Being President of Creative at AGBO, Angela also realizes the benefit of making Cherry under their independent group. “As a writer, there are a lot voices to service. You have the studios, you have the producers, you have the director. In this instance, it was just Anthony and Joe which is a pretty amazing situation to be in. I was afforded a lot of freedoms when I went off to write. They encouraged me to get experimental and I grew as a writer because of it.”

With the film already released in select theaters and premiering tomorrow on Apple TV+ to stream from home, the Russo family of filmmakers have their own personal thoughts on Cherry’s pandemic-era film debut. “We’re not prejudice about how people consume stories,” Joe says. “In a lot of ways, movies as difficult as this is going to reach a much, much wider audience through digital distribution than it would theatrically. I would argue that five to ten times the amount of people will see this movie because of digital distribution. It’s great that besides the pandemic, people have the opportunity to see it in the theater and I do think that’s going to be the future where you will have the option.”

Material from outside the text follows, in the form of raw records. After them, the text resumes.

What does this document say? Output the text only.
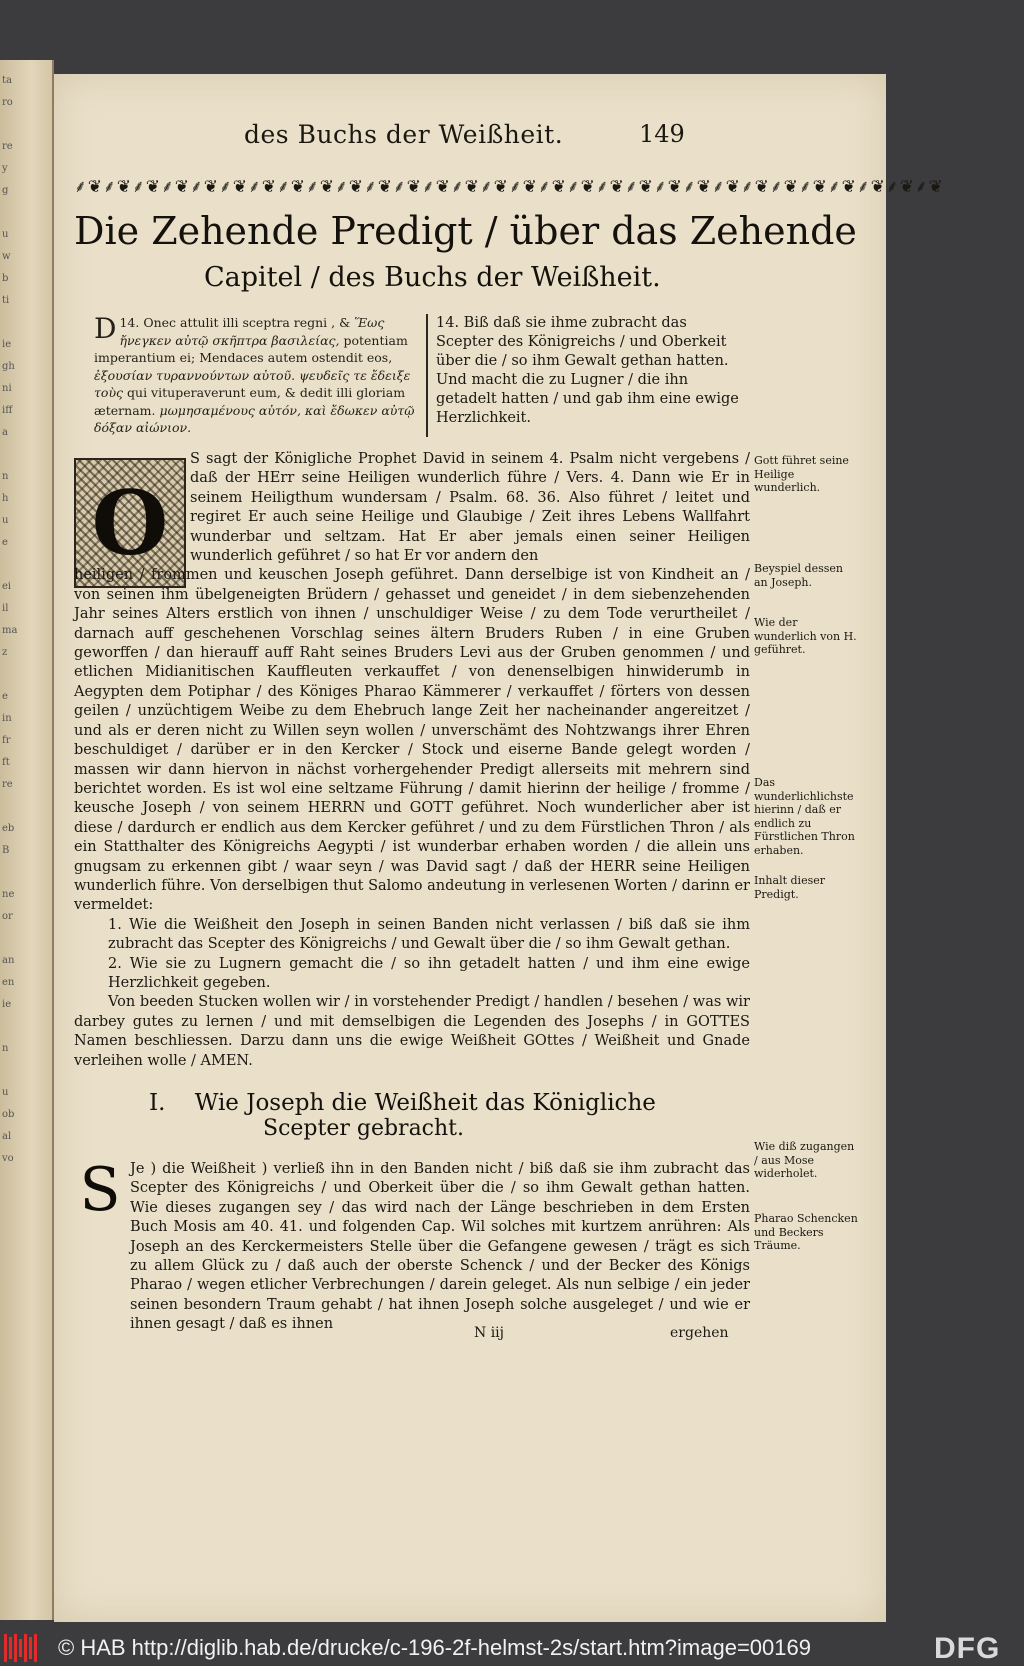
ta
ro

re
y
g

u
w
b
ti

ie
gh
ni
iff
a

n
h
u
e

ei
il
ma
z

e
in
fr
ft
re

eb
B

ne
or

an
en
ie

n

u
ob
al
vo
des Buchs der Weißheit.	149
⸙❦⸙❦⸙❦⸙❦⸙❦⸙❦⸙❦⸙❦⸙❦⸙❦⸙❦⸙❦⸙❦⸙❦⸙❦⸙❦⸙❦⸙❦⸙❦⸙❦⸙❦⸙❦⸙❦⸙❦⸙❦⸙❦⸙❦⸙❦⸙❦⸙❦
Die Zehende Predigt / über das Zehende
Capitel / des Buchs der Weißheit.
14.
D Onec attulit illi sceptra regni , & Ἕως ἤνεγκεν αὐτῷ σκῆπτρα βασιλείας, potentiam imperantium ei; Mendaces autem ostendit eos, ἐξουσίαν τυραννούντων αὐτοῦ. ψευδεῖς τε ἔδειξε τοὺς qui vituperaverunt eum, & dedit illi gloriam æternam. μωμησαμένους αὐτόν, καὶ ἔδωκεν αὐτῷ δόξαν αἰώνιον.
14. Biß daß sie ihme zubracht das Scepter des Königreichs / und Oberkeit über die / so ihm Gewalt gethan hatten. Und macht die zu Lugner / die ihn getadelt hatten / und gab ihm eine ewige Herzlichkeit.
O
S sagt der Königliche Prophet David in seinem 4. Psalm nicht vergebens / daß der HErr seine Heiligen wunderlich führe / Vers. 4. Dann wie Er in seinem Heiligthum wundersam / Psalm. 68. 36. Also führet / leitet und regiret Er auch seine Heilige und Glaubige / Zeit ihres Lebens Wallfahrt wunderbar und seltzam. Hat Er aber jemals einen seiner Heiligen wunderlich geführet / so hat Er vor andern den
heiligen / frommen und keuschen Joseph geführet. Dann derselbige ist von Kindheit an / von seinen ihm übelgeneigten Brüdern / gehasset und geneidet / in dem siebenzehenden Jahr seines Alters erstlich von ihnen / unschuldiger Weise / zu dem Tode verurtheilet / darnach auff geschehenen Vorschlag seines ältern Bruders Ruben / in eine Gruben geworffen / dan hierauff auff Raht seines Bruders Levi aus der Gruben genommen / und etlichen Midianitischen Kauffleuten verkauffet / von denenselbigen hinwiderumb in Aegypten dem Potiphar / des Königes Pharao Kämmerer / verkauffet / förters von dessen geilen / unzüchtigem Weibe zu dem Ehebruch lange Zeit her nacheinander angereitzet / und als er deren nicht zu Willen seyn wollen / unverschämt des Nohtzwangs ihrer Ehren beschuldiget / darüber er in den Kercker / Stock und eiserne Bande gelegt worden / massen wir dann hiervon in nächst vorhergehender Predigt allerseits mit mehrern sind berichtet worden. Es ist wol eine seltzame Führung / damit hierinn der heilige / fromme / keusche Joseph / von seinem HERRN und GOTT geführet. Noch wunderlicher aber ist diese / dardurch er endlich aus dem Kercker geführet / und zu dem Fürstlichen Thron / als ein Statthalter des Königreichs Aegypti / ist wunderbar erhaben worden / die allein uns gnugsam zu erkennen gibt / waar seyn / was David sagt / daß der HERR seine Heiligen wunderlich führe. Von derselbigen thut Salomo andeutung in verlesenen Worten / darinn er vermeldet:
1. Wie die Weißheit den Joseph in seinen Banden nicht verlassen / biß daß sie ihm zubracht das Scepter des Königreichs / und Gewalt über die / so ihm Gewalt gethan.
2. Wie sie zu Lugnern gemacht die / so ihn getadelt hatten / und ihm eine ewige Herzlichkeit gegeben.
Von beeden Stucken wollen wir / in vorstehender Predigt / handlen / besehen / was wir darbey gutes zu lernen / und mit demselbigen die Legenden des Josephs / in GOTTES Namen beschliessen. Darzu dann uns die ewige Weißheit GOttes / Weißheit und Gnade verleihen wolle / AMEN.
Gott führet seine Heilige wunderlich.
Beyspiel dessen an Joseph.
Wie der wunderlich von H. geführet.
Das wunderlichlichste hierinn / daß er endlich zu Fürstlichen Thron erhaben.
Inhalt dieser Predigt.
I. Wie Joseph die Weißheit das Königliche
Scepter gebracht.
S Je ) die Weißheit ) verließ ihn in den Banden nicht / biß daß sie ihm zubracht das Scepter des Königreichs / und Oberkeit über die / so ihm Gewalt gethan hatten. Wie dieses zugangen sey / das wird nach der Länge beschrieben in dem Ersten Buch Mosis am 40. 41. und folgenden Cap. Wil solches mit kurtzem anrühren: Als Joseph an des Kerckermeisters Stelle über die Gefangene gewesen / trägt es sich zu allem Glück zu / daß auch der oberste Schenck / und der Becker des Königs Pharao / wegen etlicher Verbrechungen / darein geleget. Als nun selbige / ein jeder seinen besondern Traum gehabt / hat ihnen Joseph solche ausgeleget / und wie er ihnen gesagt / daß es ihnen
Wie diß zugangen / aus Mose widerholet.
Pharao Schencken und Beckers Träume.
N iij	ergehen
© HAB http://diglib.hab.de/drucke/c-196-2f-helmst-2s/start.htm?image=00169	DFG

Beyond Cherry’s distribution routes, Angela has her own hopes for what viewers will take from this dramatic story surrounding both the struggles of PTSD and the ongoing opioid crisis. “All that matters to me in this movie is that the people who do not share these experiences develop a sense of compassion for the people who do,” Angela adds. “And for those viewers out there watching who actually do see some crossover with their own life experiences, I would hope that the movie provides them some sense of catharsis, even if it’s in some small way. This movie, I hope, lets people feel connected.”

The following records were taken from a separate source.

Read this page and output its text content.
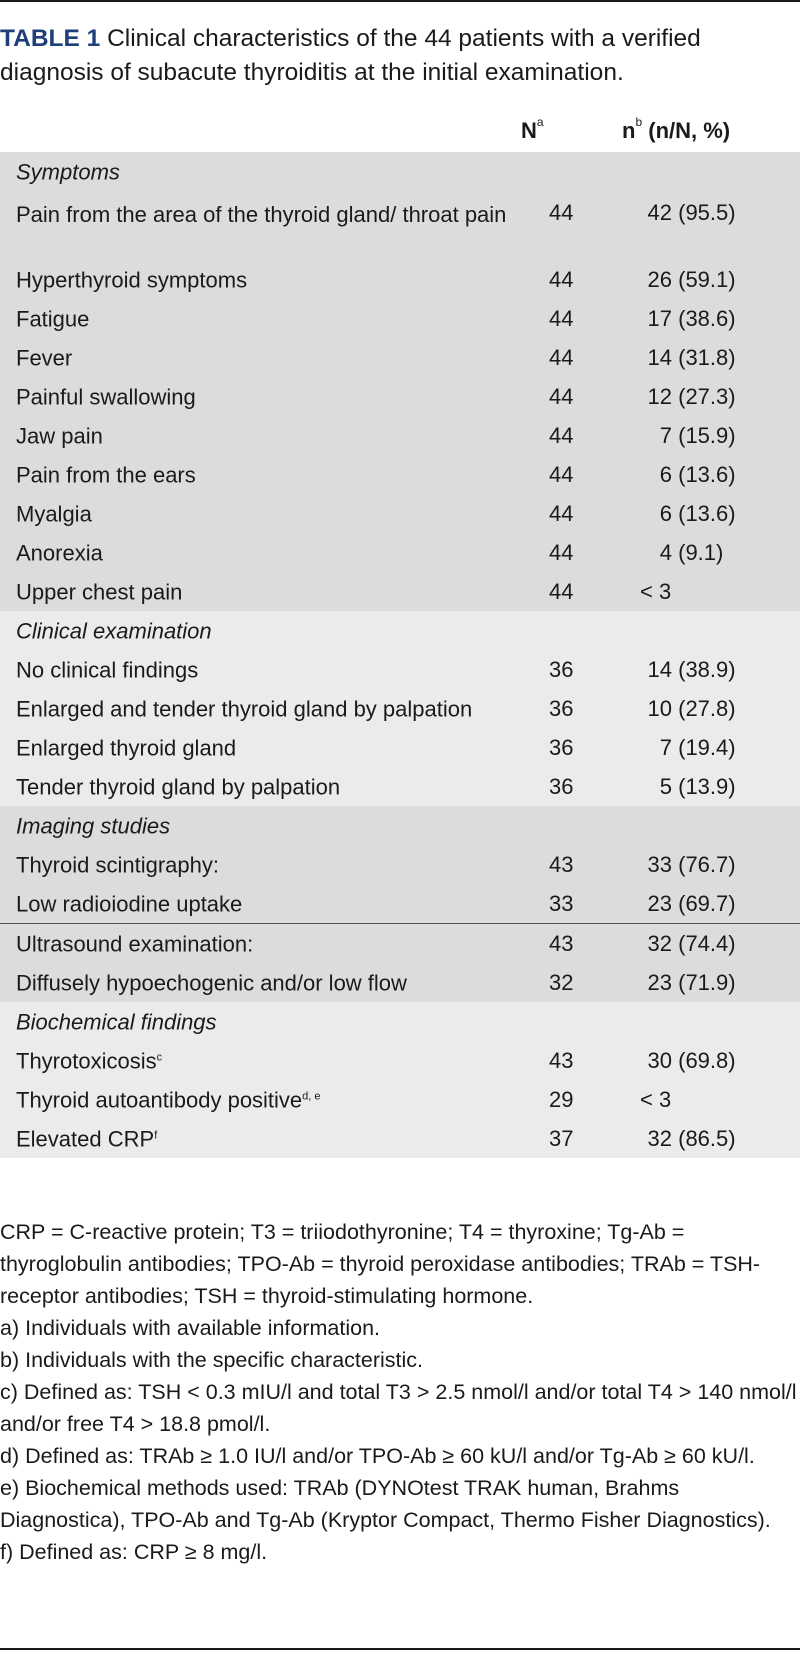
TABLE 1 Clinical characteristics of the 44 patients with a verified diagnosis of subacute thyroiditis at the initial examination.
$N^a$	$n^b$ (n/N, %)
Symptoms
Pain from the area of the thyroid gland/ throat pain	44	42 (95.5)
Hyperthyroid symptoms	44	26 (59.1)
Fatigue	44	17 (38.6)
Fever	44	14 (31.8)
Painful swallowing	44	12 (27.3)
Jaw pain	44	7 (15.9)
Pain from the ears	44	6 (13.6)
Myalgia	44	6 (13.6)
Anorexia	44	4 (9.1)
Upper chest pain	44	< 3
Clinical examination
No clinical findings	36	14 (38.9)
Enlarged and tender thyroid gland by palpation	36	10 (27.8)
Enlarged thyroid gland	36	7 (19.4)
Tender thyroid gland by palpation	36	5 (13.9)
Imaging studies
Thyroid scintigraphy:	43	33 (76.7)
Low radioiodine uptake	33	23 (69.7)
Ultrasound examination:	43	32 (74.4)
Diffusely hypoechogenic and/or low flow	32	23 (71.9)
Biochemical findings
Thyrotoxicosis$^c$	43	30 (69.8)
Thyroid autoantibody positive$^{d, e}$	29	< 3
Elevated CRP$^f$	37	32 (86.5)

CRP = C-reactive protein; T3 = triiodothyronine; T4 = thyroxine; Tg-Ab = thyroglobulin antibodies; TPO-Ab = thyroid peroxidase antibodies; TRAb = TSH-receptor antibodies; TSH = thyroid-stimulating hormone.

a) Individuals with available information.

b) Individuals with the specific characteristic.

c) Defined as: TSH < 0.3 mIU/l and total T3 > 2.5 nmol/l and/or total T4 > 140 nmol/l and/or free T4 > 18.8 pmol/l.

d) Defined as: TRAb ≥ 1.0 IU/l and/or TPO-Ab ≥ 60 kU/l and/or Tg-Ab ≥ 60 kU/l.

e) Biochemical methods used: TRAb (DYNOtest TRAK human, Brahms Diagnostica), TPO-Ab and Tg-Ab (Kryptor Compact, Thermo Fisher Diagnostics).

f) Defined as: CRP ≥ 8 mg/l.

Following the Cherry filmmaking experience together, Angela looks forward to working beside Anthony and Joe on future projects through AGBO. “If I have the opportunity to sit down at the table and lock ourselves away in a room again, I will take it every time. It’s a really powerful, exceptional opportunity I was given, to be able to not only work with individuals I admire artistically but individuals that I love so dearly.”